Zenmastur wrote: ↑Mon Jul 27, 2020 6:30 amDepth 50? I thought about higher depths, but 50 plies is a pipe dream at best. The depths used thus far, do seem way too shallow, but because of the numbers of positions needed I'm not sure how much deeper you can go and still be able to produce sufficient quantities. IIRC SF around low teens or so seems to be a sweet spot for speed vs depth. I'd have to go back and look at my data as I don't recall exactly why I drew this conclusion. It had something to do with me mass analyzing and/or playing games to depth "x" for use in an opening book. I used a few tricks to speed things up a bit. But greater depth is definitely something to try. It will be interesting to see how much better a net gets just because the position have been searched deeper. I'll be very surprised if there is a large improvement.
Regards,
Zenmastur
I know that layers of neurons in an NN are very different in many ways to degrees of polynomial, and it's naughty to compare the two, but given that I have a lot more expertise in polynomials than in NNs, and that I'm not a well behaved person, I'm going to do it anyway!
The normal way to fit polynomials is to minimise the least squares of the differences between the data points and the polynomial value at that point. The higher the degree of the polynomial, the better the fit will be - but this comes at a price: As you add extra degrees to the polynomial, the resulting curve gets lumpy - and it's inevitable that some of the lumps are going to appear in places where you don't want them. The point is very well made in the polynomial fitting tool here. As you increase the degree of the polynomial on the tool (second control on the chart - a green right arrow), you can see the fit getting better and better!
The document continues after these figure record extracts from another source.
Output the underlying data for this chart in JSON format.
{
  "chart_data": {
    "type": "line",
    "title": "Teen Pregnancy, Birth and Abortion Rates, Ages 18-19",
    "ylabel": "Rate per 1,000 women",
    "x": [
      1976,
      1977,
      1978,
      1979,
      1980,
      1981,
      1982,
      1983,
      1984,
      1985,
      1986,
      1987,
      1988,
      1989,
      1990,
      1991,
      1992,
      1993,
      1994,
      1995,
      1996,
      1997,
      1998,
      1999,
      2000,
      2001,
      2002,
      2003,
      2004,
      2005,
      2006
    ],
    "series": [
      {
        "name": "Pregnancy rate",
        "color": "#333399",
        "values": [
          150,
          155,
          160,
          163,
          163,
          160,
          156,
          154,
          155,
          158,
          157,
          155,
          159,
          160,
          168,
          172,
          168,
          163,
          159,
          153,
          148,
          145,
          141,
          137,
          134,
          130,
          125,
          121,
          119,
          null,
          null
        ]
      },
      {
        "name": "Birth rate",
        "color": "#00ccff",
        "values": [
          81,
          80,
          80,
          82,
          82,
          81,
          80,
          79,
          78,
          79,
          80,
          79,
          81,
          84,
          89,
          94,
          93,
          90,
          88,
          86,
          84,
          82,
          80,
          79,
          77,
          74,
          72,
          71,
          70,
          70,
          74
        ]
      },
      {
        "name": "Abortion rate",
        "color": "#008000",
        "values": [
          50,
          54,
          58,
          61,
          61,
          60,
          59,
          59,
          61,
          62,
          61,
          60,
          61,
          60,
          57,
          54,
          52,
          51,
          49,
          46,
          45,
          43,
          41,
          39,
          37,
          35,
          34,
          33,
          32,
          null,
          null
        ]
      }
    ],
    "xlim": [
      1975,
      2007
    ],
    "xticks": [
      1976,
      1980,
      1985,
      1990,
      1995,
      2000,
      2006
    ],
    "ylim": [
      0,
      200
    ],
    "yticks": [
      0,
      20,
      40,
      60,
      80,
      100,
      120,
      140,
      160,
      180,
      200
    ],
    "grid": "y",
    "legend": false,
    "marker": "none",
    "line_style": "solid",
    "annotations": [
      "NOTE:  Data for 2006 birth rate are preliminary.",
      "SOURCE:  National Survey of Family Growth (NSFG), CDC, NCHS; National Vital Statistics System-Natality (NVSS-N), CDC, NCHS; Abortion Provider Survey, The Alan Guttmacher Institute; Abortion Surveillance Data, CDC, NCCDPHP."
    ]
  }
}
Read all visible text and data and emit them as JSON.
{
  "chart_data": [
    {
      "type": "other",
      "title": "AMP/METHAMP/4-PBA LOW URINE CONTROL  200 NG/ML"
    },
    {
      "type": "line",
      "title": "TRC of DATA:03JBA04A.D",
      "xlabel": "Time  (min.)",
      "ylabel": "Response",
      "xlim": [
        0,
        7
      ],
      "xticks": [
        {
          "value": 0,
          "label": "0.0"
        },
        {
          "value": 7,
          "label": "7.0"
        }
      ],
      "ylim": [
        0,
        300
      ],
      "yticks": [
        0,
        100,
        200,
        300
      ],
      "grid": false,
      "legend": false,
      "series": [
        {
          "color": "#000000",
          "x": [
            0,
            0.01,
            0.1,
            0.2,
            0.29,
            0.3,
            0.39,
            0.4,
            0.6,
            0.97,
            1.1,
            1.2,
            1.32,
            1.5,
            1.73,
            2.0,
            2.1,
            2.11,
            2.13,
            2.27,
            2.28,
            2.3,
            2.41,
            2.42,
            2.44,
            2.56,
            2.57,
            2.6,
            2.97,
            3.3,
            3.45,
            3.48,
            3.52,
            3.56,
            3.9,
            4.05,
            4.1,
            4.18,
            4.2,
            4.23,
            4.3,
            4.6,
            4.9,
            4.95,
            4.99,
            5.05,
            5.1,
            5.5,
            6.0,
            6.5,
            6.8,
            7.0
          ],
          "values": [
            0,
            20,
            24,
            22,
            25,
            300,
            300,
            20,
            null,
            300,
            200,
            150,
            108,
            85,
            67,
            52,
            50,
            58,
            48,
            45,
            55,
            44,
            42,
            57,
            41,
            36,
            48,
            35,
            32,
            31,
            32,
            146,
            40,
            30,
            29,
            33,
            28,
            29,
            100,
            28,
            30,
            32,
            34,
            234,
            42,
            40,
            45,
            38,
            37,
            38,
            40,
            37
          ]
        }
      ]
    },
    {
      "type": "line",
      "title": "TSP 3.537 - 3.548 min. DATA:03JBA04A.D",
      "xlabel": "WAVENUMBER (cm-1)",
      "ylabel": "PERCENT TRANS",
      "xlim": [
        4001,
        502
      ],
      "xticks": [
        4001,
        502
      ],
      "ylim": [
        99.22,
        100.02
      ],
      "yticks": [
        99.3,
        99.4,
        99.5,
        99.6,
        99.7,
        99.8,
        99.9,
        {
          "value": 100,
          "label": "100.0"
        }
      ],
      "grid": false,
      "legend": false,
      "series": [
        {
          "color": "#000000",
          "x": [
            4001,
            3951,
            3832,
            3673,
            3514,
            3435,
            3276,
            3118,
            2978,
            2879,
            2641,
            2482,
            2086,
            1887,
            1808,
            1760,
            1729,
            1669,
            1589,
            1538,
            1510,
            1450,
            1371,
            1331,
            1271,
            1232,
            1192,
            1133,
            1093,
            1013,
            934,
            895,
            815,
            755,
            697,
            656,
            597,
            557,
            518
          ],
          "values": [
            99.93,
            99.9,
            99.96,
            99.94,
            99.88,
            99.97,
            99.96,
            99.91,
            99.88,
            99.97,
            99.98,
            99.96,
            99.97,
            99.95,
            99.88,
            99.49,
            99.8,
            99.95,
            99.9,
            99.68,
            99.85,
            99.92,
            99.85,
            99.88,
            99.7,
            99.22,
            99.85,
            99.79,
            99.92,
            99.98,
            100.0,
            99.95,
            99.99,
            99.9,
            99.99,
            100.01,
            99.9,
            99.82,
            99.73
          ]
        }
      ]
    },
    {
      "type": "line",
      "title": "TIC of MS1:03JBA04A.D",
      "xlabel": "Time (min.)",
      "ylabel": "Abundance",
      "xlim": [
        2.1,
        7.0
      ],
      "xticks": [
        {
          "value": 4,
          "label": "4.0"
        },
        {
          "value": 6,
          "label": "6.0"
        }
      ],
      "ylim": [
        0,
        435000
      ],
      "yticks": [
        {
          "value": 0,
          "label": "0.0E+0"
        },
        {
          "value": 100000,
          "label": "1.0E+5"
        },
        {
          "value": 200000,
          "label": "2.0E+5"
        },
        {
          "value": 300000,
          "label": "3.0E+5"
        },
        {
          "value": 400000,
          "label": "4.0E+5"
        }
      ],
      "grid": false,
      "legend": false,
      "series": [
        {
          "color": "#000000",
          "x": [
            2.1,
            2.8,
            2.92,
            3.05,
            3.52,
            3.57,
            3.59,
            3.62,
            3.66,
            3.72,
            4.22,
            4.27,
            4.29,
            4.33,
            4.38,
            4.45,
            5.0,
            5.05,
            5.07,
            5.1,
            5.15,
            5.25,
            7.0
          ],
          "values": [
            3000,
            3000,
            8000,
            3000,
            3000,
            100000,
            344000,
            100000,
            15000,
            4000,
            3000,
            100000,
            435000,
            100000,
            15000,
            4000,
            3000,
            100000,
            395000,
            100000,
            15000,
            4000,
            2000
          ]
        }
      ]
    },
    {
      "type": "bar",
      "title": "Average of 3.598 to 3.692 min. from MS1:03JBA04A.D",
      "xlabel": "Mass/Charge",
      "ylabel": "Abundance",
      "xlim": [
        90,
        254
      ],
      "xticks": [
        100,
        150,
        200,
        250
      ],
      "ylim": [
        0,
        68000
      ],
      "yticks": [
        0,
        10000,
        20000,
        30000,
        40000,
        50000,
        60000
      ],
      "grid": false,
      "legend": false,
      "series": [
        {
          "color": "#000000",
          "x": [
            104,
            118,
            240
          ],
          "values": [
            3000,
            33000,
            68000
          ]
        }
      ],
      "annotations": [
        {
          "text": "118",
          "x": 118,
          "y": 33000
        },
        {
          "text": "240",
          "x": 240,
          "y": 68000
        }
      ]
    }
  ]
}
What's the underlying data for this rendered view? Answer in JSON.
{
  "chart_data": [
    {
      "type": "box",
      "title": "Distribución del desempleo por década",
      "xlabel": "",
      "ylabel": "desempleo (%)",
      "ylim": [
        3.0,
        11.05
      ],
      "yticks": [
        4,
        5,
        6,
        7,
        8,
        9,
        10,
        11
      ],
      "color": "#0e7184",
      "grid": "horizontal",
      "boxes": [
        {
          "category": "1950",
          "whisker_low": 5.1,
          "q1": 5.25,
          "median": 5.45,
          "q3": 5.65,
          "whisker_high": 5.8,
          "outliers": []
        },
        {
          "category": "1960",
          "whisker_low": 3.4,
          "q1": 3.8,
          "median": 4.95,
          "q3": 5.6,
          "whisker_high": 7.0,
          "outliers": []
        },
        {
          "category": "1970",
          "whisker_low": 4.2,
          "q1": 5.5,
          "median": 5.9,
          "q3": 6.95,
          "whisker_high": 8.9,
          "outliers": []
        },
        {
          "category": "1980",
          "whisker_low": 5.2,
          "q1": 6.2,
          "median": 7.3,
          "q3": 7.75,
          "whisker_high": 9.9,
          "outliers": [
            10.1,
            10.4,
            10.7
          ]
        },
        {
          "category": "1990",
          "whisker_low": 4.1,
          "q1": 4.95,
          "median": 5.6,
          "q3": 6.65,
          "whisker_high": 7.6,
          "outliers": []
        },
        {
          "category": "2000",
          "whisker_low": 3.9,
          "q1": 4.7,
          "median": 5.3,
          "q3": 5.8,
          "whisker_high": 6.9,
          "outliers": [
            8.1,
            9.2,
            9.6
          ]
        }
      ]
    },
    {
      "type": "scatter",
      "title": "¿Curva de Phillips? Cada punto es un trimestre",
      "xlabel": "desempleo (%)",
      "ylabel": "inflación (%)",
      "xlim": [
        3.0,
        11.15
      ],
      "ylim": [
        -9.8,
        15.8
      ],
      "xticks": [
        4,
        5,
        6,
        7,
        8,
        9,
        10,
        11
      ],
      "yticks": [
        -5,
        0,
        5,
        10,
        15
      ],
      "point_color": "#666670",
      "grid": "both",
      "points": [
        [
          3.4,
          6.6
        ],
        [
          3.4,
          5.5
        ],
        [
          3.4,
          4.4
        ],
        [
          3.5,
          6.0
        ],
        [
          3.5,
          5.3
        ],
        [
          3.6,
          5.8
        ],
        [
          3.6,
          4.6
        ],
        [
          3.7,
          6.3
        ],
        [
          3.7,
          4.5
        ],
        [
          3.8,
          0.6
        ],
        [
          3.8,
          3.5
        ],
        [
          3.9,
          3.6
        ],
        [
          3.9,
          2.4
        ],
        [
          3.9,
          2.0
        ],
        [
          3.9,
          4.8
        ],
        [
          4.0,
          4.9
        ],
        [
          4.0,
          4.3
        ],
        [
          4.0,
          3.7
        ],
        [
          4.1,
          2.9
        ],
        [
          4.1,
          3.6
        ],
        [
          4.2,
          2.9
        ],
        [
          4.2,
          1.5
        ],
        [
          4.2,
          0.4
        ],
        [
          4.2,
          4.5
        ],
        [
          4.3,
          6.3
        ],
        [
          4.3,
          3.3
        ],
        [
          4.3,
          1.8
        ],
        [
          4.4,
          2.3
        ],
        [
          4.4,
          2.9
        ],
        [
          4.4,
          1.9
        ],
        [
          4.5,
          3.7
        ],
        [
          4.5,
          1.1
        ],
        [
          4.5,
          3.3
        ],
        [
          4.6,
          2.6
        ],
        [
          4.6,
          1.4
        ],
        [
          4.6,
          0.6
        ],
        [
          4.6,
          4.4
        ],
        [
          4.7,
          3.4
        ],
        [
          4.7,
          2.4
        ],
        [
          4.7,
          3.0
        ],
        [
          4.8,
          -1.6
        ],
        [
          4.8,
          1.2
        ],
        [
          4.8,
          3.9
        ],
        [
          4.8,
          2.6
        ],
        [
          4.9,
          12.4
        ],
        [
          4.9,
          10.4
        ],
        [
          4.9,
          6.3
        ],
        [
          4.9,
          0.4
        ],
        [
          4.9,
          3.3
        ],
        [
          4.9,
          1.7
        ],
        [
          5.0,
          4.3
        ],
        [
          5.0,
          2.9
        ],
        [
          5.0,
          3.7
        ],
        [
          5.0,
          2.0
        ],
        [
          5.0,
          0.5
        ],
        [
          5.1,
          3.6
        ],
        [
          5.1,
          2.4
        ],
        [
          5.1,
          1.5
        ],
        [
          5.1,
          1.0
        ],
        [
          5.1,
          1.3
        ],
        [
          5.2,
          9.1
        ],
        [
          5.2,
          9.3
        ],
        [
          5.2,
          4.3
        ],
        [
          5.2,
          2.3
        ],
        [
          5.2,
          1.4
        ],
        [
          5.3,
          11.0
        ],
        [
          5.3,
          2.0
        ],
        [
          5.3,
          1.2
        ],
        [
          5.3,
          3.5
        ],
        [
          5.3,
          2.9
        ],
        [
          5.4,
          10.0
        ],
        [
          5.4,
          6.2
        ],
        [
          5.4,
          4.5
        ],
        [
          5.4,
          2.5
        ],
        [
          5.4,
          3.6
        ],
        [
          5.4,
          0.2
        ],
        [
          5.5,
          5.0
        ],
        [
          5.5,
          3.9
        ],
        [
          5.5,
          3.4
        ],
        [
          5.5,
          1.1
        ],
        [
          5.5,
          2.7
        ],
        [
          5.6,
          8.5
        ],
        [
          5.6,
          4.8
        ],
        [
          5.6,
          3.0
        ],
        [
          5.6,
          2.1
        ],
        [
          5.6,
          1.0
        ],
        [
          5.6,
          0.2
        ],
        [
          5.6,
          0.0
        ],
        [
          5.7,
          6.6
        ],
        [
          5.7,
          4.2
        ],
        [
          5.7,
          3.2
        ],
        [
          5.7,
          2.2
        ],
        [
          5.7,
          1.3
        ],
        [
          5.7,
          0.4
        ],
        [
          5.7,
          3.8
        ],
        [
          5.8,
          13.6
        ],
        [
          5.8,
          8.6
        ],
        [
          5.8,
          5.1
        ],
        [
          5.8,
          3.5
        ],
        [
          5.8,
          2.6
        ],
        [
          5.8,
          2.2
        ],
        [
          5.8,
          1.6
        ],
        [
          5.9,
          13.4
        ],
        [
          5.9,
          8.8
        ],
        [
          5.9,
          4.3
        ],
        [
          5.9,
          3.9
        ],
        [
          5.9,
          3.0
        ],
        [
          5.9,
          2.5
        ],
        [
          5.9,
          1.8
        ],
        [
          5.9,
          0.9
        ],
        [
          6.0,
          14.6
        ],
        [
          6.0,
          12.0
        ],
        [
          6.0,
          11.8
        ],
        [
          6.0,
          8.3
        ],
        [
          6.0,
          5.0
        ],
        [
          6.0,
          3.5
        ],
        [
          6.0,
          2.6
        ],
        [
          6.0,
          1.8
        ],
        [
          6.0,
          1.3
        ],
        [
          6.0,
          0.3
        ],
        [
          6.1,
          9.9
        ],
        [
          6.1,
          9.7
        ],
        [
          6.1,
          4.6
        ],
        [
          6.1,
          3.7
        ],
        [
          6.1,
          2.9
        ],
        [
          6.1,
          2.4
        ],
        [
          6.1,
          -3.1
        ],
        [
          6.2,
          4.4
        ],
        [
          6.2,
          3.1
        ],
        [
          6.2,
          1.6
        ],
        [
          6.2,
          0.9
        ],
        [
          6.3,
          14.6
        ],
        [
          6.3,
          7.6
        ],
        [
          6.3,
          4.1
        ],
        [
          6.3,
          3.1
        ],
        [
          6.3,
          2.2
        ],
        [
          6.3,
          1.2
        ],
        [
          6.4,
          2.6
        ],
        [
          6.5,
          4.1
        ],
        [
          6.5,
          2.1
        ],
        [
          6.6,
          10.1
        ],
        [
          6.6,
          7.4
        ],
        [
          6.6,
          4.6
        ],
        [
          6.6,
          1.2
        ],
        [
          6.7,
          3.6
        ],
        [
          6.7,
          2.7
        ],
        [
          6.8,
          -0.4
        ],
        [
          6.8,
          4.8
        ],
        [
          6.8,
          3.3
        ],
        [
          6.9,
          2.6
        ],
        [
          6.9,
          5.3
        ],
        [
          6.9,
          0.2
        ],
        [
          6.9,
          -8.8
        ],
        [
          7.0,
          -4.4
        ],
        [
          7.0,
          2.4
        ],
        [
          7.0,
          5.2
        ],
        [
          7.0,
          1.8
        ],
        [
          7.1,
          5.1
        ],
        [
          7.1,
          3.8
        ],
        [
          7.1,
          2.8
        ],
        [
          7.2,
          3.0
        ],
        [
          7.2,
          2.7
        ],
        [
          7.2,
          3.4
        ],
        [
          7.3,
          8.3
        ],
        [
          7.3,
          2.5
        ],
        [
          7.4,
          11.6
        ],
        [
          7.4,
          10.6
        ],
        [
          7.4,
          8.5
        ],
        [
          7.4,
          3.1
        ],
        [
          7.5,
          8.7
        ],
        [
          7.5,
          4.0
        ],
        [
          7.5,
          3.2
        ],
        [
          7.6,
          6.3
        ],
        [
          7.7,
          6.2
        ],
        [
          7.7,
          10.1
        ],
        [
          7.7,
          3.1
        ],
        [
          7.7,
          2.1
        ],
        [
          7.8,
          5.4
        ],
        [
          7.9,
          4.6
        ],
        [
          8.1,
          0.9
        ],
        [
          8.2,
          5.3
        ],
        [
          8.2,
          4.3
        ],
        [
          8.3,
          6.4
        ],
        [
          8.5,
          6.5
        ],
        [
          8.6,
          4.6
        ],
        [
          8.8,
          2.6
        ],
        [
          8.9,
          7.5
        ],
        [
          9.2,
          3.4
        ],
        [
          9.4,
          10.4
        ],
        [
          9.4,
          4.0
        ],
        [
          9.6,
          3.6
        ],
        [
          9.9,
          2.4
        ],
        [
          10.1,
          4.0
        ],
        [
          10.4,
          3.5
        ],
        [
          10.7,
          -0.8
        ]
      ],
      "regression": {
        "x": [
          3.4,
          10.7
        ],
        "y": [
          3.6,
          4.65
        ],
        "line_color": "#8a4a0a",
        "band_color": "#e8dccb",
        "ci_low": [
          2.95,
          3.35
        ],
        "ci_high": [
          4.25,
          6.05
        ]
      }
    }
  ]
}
However - when you get to degree 8, and you get a perfect fit, you can see that the polynomial that made the fit is lumpy and wavy. If your data is exactly right, then this could well be correct - but usually the data is not exactly right, and in the case of chess position evaluations, which should be one of { win, draw, lose }, it ABSOLUTELY IS NOT exactly right!
This is why everyone says that using the lowest degree polynomial possible is the way to go, accepting some differences between the data point and the polynomial.
If the "polynomial degree is like an NN layer" has any truth at all, then too many layers would result in a lot of over-fitting, and an outcome curve that would be much too lumpy in places where you wouldn't want lumps.